La relazione tecnica del provvedimento che introduce l’obbligo, spiegano dal Centro Studi di Confartigianato, indica che sono 1 milione 157 mila le imprese e lavoratori autonomi che operano con scontrini a cui si sommano 575 mila soggetti che operano solo con ricevute, per un totale di 1 milione 732 mila imprese e autonomi con scontrini e ricevute, da cui si stimano poco più di 250 mila soggetti con un volume d’affari superiore a 400 mila euro.

Una analisi settoriale, seppure indicativa, dei settori interessati dall’obbligo di memorizzazione elettronica e trasmissione telematica si può desumere dalla distribuzione per comparti dei contribuenti che effettuano operazioni imponibili ai fini Iva verso consumatori finali, utilizzando in gran parte scontrini e ricevute fiscali. Prevale il settore del Commercio all’ingrosso e al dettaglio; riparazione di autoveicoli e motocicli con il 28,6% dei contribuenti, seguito da Attività professionali, scientifiche e tecniche con il 14,4%, Costruzioni con 13,6%, Attività dei servizi di alloggio e di ristorazione con 11,8%, Attività manifatturiere con 7,7%, Altre attività di servizi – in cui sono comprese imprese di riparazione pc e beni per uso personale e per la casa, lavanderie, tintorie, saloni di barbiere e parrucchiere, istituti di bellezza e pompe funebri – con il 5,6%.

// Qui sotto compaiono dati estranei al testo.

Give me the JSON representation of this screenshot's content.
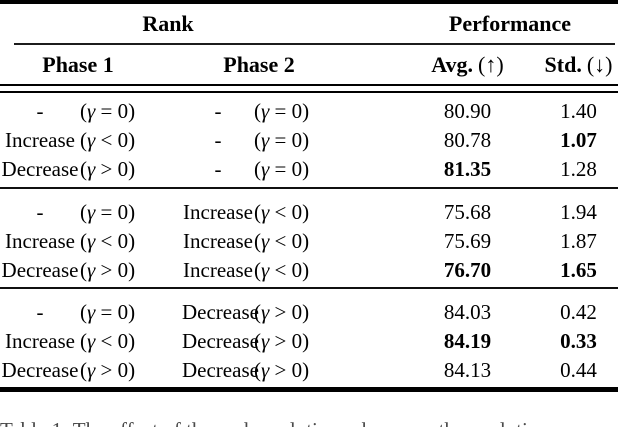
{
  "table": {
    "header": {
      "group_rank": "Rank",
      "group_performance": "Performance",
      "phase1": "Phase 1",
      "phase2": "Phase 2",
      "avg_label": "Avg.",
      "avg_suffix": "(↑)",
      "std_label": "Std.",
      "std_suffix": "(↓)"
    },
    "groups": [
      {
        "rows": [
          {
            "phase1_word": "-",
            "phase1_cond": "(γ = 0)",
            "phase2_word": "-",
            "phase2_cond": "(γ = 0)",
            "avg": "80.90",
            "std": "1.40",
            "avg_bold": false,
            "std_bold": false
          },
          {
            "phase1_word": "Increase",
            "phase1_cond": "(γ < 0)",
            "phase2_word": "-",
            "phase2_cond": "(γ = 0)",
            "avg": "80.78",
            "std": "1.07",
            "avg_bold": false,
            "std_bold": true
          },
          {
            "phase1_word": "Decrease",
            "phase1_cond": "(γ > 0)",
            "phase2_word": "-",
            "phase2_cond": "(γ = 0)",
            "avg": "81.35",
            "std": "1.28",
            "avg_bold": true,
            "std_bold": false
          }
        ]
      },
      {
        "rows": [
          {
            "phase1_word": "-",
            "phase1_cond": "(γ = 0)",
            "phase2_word": "Increase",
            "phase2_cond": "(γ < 0)",
            "avg": "75.68",
            "std": "1.94",
            "avg_bold": false,
            "std_bold": false
          },
          {
            "phase1_word": "Increase",
            "phase1_cond": "(γ < 0)",
            "phase2_word": "Increase",
            "phase2_cond": "(γ < 0)",
            "avg": "75.69",
            "std": "1.87",
            "avg_bold": false,
            "std_bold": false
          },
          {
            "phase1_word": "Decrease",
            "phase1_cond": "(γ > 0)",
            "phase2_word": "Increase",
            "phase2_cond": "(γ < 0)",
            "avg": "76.70",
            "std": "1.65",
            "avg_bold": true,
            "std_bold": true
          }
        ]
      },
      {
        "rows": [
          {
            "phase1_word": "-",
            "phase1_cond": "(γ = 0)",
            "phase2_word": "Decrease",
            "phase2_cond": "(γ > 0)",
            "avg": "84.03",
            "std": "0.42",
            "avg_bold": false,
            "std_bold": false
          },
          {
            "phase1_word": "Increase",
            "phase1_cond": "(γ < 0)",
            "phase2_word": "Decrease",
            "phase2_cond": "(γ > 0)",
            "avg": "84.19",
            "std": "0.33",
            "avg_bold": true,
            "std_bold": true
          },
          {
            "phase1_word": "Decrease",
            "phase1_cond": "(γ > 0)",
            "phase2_word": "Decrease",
            "phase2_cond": "(γ > 0)",
            "avg": "84.13",
            "std": "0.44",
            "avg_bold": false,
            "std_bold": false
          }
        ]
      }
    ]
  },
  "caption_fragment": "Table 1: The effect of the rank evolution scheme on the evolution",
  "colors": {
    "text": "#000000",
    "background": "#ffffff",
    "rule": "#000000"
  }
}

L’analisi dei dati dell’Agenzia delle entrate all’11 giugno 2019 evidenzia che da 3,3 milioni di soggetti sono state emessi 889 milioni di fatture elettroniche per un importo di 1,5 miliardi di euro. Tenuto conto dei livelli di attività per mese, si stima che a fine anno saranno emesse circa 2 miliardi di fatture, un ritmo di 64 fatture al secondo.

Infine va ricordato che presso è disponibile per le imprese associate a Confartigianato una nuova convenzione per l’acquisto di registratori di cassa con Custom Spa. Le imprese che acquisteranno un registratore di cassa possono usufruire, entro il 2020, di un ulteriore importante abbattimento del costo dell’apparato attraverso un credito di imposta pari al 50% della spesa sostenuta, con un massimo di 250 euro.